İnşallah Çamlıca Camii'ni de Ramazan'dan önce önümüzdeki Cuma hizmete alacağız.

DÜNYADAKİ GELİŞMELER

Amerika'yla S-400 meselesinde çok ciddi görüş ayrılığındayız. ABD'nin ısrarla bölücü terör örgütüyle birlikte hareket etmeye kalkmasını üzüntüyle takip ediyoruz. Bizim için asıl önemli olan ülkemizin istikbali ve istiklalidir. Bu uğurda, Suriye'deki terör bataklığını kurutmaya yönelik adımları atmayı ve S-400 vb. güvenlik tedbirlerini de almaya devam edeceğiz.

Avrupa Birliği konusunda, biz tüm sözlerini tutmuş bir ülke olarak AB'nin de aynı sözleri tutmasını bekliyoruz. Yavuz hırsız, ev sahibini bastırı misali ülkemizi suçlama yoluna gidiyorlar. İşte bize verdikleri söz 3.3 milyar euro ama verdikleri 1.8 milyar euro. Hani verdiğiniz sözü tuttunuz mu? Türkiye, Avrupa Birliği ilişkilerinin geliştirilmesi veya sonlandırılması gerekiyorsa, bir adım atacak olan Avrupalılardır. Türkiye'yi beğenmiyorsanız sonlandırın bu işi. Bize bir faydanız yok zaten. Sürekli önümüzü kesiyorsunuz. Türkiye, AB müzakereleriyle ilgili çok kan kaybetti. Vize meselesinde aynı şeyi yaptılar, gümrükle ilgili aynı şeyi yaptılar.

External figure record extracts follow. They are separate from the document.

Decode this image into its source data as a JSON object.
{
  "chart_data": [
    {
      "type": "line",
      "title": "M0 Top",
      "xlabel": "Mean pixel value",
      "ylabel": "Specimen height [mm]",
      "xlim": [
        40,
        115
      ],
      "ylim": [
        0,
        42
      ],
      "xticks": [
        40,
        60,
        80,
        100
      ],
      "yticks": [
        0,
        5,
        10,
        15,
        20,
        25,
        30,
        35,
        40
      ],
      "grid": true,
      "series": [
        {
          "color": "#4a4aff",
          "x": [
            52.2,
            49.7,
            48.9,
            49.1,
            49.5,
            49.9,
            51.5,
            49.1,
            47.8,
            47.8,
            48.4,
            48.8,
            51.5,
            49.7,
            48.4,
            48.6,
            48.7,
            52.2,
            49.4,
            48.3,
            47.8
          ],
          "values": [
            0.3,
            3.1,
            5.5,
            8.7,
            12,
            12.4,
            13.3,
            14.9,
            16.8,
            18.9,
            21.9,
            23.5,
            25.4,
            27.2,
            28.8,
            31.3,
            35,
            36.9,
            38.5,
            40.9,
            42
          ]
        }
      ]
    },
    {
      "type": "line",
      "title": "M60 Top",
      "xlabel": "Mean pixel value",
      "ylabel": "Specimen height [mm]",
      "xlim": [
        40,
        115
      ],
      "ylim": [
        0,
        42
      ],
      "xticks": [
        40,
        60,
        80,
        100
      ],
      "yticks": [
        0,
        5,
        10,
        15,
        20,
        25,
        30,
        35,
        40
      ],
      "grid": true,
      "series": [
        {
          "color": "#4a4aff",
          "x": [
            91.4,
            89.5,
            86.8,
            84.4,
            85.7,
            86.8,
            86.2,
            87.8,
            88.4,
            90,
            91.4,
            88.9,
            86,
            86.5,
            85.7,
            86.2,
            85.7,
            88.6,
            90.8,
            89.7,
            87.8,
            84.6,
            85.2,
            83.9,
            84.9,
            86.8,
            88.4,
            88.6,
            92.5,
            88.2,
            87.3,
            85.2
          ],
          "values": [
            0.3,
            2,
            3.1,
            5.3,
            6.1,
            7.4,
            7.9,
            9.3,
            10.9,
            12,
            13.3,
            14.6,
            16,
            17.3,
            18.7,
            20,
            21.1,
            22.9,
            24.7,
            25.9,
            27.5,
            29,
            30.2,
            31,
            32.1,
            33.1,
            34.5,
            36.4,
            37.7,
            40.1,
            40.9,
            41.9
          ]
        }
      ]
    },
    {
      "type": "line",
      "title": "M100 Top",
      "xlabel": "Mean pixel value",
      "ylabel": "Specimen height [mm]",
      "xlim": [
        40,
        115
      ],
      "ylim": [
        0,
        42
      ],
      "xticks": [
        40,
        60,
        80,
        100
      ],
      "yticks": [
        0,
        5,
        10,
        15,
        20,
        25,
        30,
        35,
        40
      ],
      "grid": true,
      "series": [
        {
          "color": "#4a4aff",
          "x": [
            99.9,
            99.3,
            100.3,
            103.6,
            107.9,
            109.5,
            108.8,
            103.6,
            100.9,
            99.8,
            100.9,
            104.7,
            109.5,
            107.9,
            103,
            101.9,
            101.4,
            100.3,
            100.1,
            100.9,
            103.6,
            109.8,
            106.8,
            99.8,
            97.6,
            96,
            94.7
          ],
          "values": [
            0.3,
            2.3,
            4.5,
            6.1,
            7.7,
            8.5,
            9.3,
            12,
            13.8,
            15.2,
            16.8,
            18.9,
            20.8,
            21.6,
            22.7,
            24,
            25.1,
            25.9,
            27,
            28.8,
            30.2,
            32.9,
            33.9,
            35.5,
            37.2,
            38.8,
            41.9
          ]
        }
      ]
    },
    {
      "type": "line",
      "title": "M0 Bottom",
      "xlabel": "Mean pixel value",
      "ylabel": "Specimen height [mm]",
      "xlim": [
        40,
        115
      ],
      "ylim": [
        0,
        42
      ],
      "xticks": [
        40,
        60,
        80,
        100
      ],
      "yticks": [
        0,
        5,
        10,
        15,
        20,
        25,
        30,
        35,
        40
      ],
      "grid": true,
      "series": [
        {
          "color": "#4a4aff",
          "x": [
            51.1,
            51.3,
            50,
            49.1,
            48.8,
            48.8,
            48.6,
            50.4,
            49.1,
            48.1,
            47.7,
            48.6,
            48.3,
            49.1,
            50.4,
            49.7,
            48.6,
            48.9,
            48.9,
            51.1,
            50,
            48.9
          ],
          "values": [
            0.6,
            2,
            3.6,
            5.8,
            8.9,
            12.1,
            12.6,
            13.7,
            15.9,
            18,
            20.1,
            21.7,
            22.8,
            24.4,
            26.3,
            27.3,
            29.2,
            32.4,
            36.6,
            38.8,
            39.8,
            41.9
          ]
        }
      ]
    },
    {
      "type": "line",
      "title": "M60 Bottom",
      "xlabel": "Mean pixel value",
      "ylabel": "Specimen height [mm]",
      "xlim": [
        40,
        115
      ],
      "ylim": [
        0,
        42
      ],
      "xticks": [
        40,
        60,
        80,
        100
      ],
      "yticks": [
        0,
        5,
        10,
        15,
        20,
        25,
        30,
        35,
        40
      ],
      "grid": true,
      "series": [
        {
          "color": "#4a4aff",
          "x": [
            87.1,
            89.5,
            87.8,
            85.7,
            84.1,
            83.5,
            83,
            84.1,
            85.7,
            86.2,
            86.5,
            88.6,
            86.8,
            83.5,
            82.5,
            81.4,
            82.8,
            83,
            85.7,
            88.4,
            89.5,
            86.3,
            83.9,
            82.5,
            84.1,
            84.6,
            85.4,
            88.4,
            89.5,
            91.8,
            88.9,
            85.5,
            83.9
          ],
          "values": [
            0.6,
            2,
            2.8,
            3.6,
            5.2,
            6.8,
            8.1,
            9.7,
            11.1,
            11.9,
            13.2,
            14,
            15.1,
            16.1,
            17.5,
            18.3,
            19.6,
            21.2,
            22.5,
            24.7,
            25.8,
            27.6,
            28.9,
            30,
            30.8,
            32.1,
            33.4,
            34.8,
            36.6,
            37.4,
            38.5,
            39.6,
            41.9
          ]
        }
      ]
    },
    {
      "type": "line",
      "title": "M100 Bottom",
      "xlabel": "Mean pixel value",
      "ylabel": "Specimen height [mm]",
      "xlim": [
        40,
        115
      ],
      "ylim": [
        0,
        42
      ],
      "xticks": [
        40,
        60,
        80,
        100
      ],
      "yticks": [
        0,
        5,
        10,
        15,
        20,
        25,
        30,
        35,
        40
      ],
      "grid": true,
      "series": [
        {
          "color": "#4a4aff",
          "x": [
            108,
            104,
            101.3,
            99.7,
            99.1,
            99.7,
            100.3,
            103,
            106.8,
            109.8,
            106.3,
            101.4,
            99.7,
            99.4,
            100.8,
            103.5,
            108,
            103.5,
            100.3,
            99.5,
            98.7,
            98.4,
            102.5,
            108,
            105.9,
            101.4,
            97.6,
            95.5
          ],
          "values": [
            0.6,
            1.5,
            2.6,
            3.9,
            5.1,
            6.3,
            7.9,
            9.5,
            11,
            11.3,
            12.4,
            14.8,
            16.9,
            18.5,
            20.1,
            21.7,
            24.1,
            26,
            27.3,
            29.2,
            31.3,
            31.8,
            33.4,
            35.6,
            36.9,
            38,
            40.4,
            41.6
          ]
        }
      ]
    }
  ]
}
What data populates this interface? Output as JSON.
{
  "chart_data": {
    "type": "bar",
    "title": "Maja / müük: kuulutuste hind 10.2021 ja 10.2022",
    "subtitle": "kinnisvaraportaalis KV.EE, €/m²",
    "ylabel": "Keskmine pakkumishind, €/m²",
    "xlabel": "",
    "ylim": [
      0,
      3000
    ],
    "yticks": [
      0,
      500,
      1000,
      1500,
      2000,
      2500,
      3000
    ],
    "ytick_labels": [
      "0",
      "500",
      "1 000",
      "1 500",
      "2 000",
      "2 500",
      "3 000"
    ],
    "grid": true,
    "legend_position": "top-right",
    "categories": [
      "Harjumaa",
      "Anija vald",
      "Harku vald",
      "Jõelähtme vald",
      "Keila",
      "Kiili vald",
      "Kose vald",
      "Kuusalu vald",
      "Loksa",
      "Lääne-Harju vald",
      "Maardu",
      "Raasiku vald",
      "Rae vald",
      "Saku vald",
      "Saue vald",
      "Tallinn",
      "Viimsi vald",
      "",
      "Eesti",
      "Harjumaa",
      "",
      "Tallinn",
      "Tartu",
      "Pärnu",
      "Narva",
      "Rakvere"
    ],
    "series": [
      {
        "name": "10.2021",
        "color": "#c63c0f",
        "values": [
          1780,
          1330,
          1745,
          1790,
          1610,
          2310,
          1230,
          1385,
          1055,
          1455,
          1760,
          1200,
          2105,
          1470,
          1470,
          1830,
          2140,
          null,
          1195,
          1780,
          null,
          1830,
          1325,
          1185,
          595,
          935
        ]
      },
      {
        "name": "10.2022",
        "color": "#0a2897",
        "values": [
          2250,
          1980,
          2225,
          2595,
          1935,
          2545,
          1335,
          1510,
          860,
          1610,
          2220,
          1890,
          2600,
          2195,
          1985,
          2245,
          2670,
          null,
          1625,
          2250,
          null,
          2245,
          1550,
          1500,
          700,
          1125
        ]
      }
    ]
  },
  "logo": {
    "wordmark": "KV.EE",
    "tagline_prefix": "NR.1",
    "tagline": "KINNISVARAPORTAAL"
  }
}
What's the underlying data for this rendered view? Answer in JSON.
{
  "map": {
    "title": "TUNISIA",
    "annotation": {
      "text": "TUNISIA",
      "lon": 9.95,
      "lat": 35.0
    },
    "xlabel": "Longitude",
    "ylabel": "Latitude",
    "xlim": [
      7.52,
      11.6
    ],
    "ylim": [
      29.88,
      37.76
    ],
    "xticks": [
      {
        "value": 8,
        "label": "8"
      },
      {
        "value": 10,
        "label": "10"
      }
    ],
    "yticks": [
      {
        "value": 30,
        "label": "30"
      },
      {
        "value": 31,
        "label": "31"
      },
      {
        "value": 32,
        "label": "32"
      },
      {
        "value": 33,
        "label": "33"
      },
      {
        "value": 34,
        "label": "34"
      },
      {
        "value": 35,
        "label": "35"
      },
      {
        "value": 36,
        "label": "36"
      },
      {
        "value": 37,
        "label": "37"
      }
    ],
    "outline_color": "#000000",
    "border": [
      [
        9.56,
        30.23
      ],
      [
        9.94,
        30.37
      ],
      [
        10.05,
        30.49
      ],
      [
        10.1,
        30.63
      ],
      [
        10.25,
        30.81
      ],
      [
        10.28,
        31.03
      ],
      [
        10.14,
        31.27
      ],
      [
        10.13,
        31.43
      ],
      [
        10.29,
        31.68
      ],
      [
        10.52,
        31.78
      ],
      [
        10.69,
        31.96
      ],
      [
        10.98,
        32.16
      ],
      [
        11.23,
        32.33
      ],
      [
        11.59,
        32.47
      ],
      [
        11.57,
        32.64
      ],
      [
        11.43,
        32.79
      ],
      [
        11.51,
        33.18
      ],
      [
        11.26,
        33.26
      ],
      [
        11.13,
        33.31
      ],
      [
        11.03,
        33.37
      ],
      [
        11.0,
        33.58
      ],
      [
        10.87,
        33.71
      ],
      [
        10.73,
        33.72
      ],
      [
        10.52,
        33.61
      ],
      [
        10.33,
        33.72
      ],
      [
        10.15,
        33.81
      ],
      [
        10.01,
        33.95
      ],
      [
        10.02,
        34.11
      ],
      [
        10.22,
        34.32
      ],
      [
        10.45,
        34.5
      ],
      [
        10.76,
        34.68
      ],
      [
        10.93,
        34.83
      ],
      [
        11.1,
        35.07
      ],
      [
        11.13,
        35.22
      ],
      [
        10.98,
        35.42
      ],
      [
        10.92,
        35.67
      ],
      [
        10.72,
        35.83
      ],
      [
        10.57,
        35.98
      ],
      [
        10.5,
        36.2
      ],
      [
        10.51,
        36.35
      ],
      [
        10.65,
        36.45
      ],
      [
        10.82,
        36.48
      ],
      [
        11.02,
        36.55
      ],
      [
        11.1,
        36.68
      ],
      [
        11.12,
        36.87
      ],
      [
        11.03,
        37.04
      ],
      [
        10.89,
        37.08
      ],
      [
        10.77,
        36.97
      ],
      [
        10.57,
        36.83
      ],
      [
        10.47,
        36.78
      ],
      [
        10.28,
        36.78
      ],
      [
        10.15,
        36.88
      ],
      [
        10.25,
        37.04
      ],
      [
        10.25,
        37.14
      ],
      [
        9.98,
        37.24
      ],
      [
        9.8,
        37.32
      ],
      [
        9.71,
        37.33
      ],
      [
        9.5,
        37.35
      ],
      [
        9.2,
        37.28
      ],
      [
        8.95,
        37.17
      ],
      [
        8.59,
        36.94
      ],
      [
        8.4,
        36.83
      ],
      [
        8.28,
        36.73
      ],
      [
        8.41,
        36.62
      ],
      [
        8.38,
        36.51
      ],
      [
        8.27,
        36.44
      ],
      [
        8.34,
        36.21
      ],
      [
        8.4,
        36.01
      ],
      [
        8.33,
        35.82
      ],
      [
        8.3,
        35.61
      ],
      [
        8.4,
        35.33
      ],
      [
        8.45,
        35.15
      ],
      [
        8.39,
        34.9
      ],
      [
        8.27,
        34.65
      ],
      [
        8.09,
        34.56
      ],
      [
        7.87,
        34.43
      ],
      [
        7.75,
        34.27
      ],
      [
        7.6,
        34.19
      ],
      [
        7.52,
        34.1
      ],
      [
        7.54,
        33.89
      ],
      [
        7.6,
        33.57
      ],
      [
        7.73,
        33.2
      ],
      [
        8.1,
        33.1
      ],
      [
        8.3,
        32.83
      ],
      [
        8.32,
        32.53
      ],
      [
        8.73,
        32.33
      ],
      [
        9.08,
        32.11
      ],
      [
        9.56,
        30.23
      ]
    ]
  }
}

1947'den itibaren peyderpey yaptıkları işgallerle, İsrail bir işgalci yapılanmaldırı. Bu yapılanma gücünü ABD'den almaktadır. Kudüs'ün tarihi bu mukaddes şehre elini uzatanların acı akıbetleriyle doludur. Biz tek başımıza kalsak dahi, Kudüs davasının ve Filistinli kardeşlerimizin haklarını savunmayı sürdüreceğiz.

Libya'da meşruiyetini Libya halkında alan bir yönetim ve bazı Arap ülkelerinin desteklediği bir diktatör var. Libya'yı Suriye'ye çevirmek isteyenlerin heveslerini kursaklarında bırakmak için tüm imkanlarımızı ortaya koyacağız. Sudan'la da çok uğraştılar. Önce böldüler, şimdi de yutmanın hesabı içerisindeler. Bu ülkede yaşanan hadiselerin Sudan halkının beklentileri doğrultusunda şekillenmesini bekliyoruz. Türkiye, Sudanlı kardeşlerini desteklemeye devam edecektir. 

Sri Lanka'da yaşanan katliam, Yeni Zelanda'daki vahşi saldırıyı meşrulaştırmanın aracıdır. Hamdolsun bu oyuna gelinmemiştir. İslam dünyasının kurtuluşu, terör örgütlerinin süratle tasviyesinden geçmektedir. Suriye'de DEAŞ'a gerçekten darbe vuran tek ülkenin Türkiye olması bu inancımızdandır.